Figure 3 Results of the intravenous glucose tolerance test (IVGTT) in Beagles. (a) Variation of sensor resonance frequency with real-time blood glucose level: (i) sensor resonance frequency before glucose solution injection; (ii) sensor resonance frequency after glucose solution injection; (iii) peak resonance frequency; (iv) decrease in resonance frequency with blood glucose level; (v) resonance frequency without variation with blood glucose level and results of temperature monitoring. (b) Sensor S11 parameter (input return loss) and (c) S22 parameter (output return loss) and corresponding blood glucose level.

Figure 4 Sensor and interface board based oral glucose tolerance test (OGTT) for Beagle dogs. (a) The proposed sensor and interface board (Android application receiving sensor information using Bluetooth, micro control unit (MCU) controller, phase locked loop (PLL) for radio frequency (RF) generation and input to the sensor); the interface board consists of three main components: power management part (voltage regulator, LDO), RF part (PLL, broadband coupler, envelope detector (a) OGTT (test object) (b) OGTT (test subject is a Beagle fed with glucose solution): (1) glucose solution; (2) interface board; (3) battery. (c) OGTT day 1: (i) trend of blood glucose level and sensor resonance frequency at feeding; (ii) first oral dose of glucose solution; (iii) maximum blood glucose level with time lag and corresponding sensor resonance frequency; (iv) sensor resonance frequency decreases with decreasing blood glucose level. (d) OGTT day 2: (v) second oral glucose solution; (vi) maximum blood glucose level with time lag and corresponding sensor resonance frequency; (vii) sensor resonance frequency decreases with decreasing blood glucose level.

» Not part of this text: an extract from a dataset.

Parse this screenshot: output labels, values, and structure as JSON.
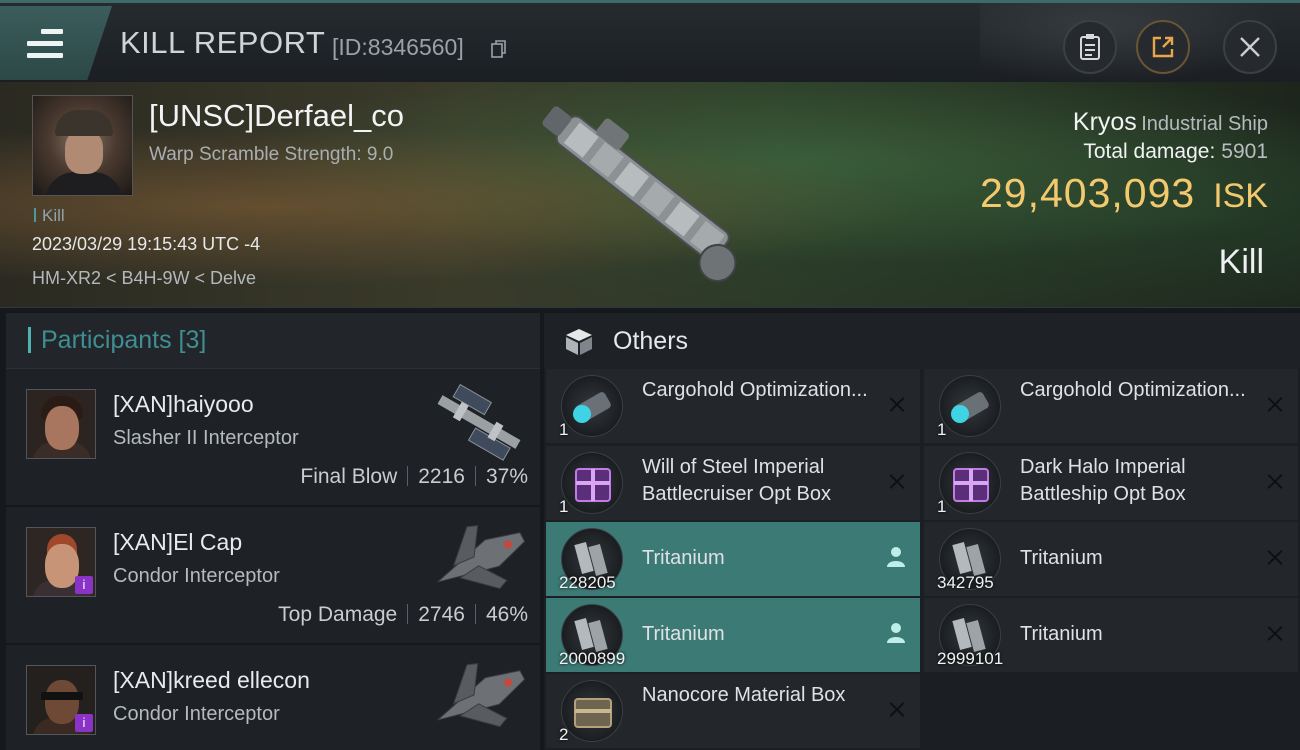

In summary, the sensor developed by the Institute does not detect or track glucose molecules directly from the blood or interstitial fluid (ISF). The principle is that the resonant frequency of the sensor varies with the ISF dielectric constant as the blood glucose level changes, thus allowing continuous monitoring of blood glucose by monitoring the resonant frequency of the sensor. In addition, the sensor requires a reference or calibration point to track the trend of blood glucose. Therefore, a daily calibration with a self-monitoring glucose monitor (SBGM) and the setting of a reference resonance frequency point for the sensor is required and blood glucose monitoring can then be achieved. In addition, a linear regression model between the resonant frequency of the sensor and the blood glucose level was developed to achieve a mapping between resonant frequency and blood glucose level. A preliminary proof of concept for in vivo testing was also carried out by implanting the sensor into pigs and beagles in a controlled environment. The results of the IVGTT and OGTT tests in pigs and beagles showed a good correlation between sensor resonance frequency and blood glucose levels. In addition, the developed sensor interface module enables continuous measurements and the visualisation of real-time sensing data using an Android mobile application. However, for the actual sensor implantation, the biocompatibility of its packaging and the foreign body reaction (FBR) for long-term applications must also be considered. Researchers are therefore working on the developmental optimisation of the sensor interface system.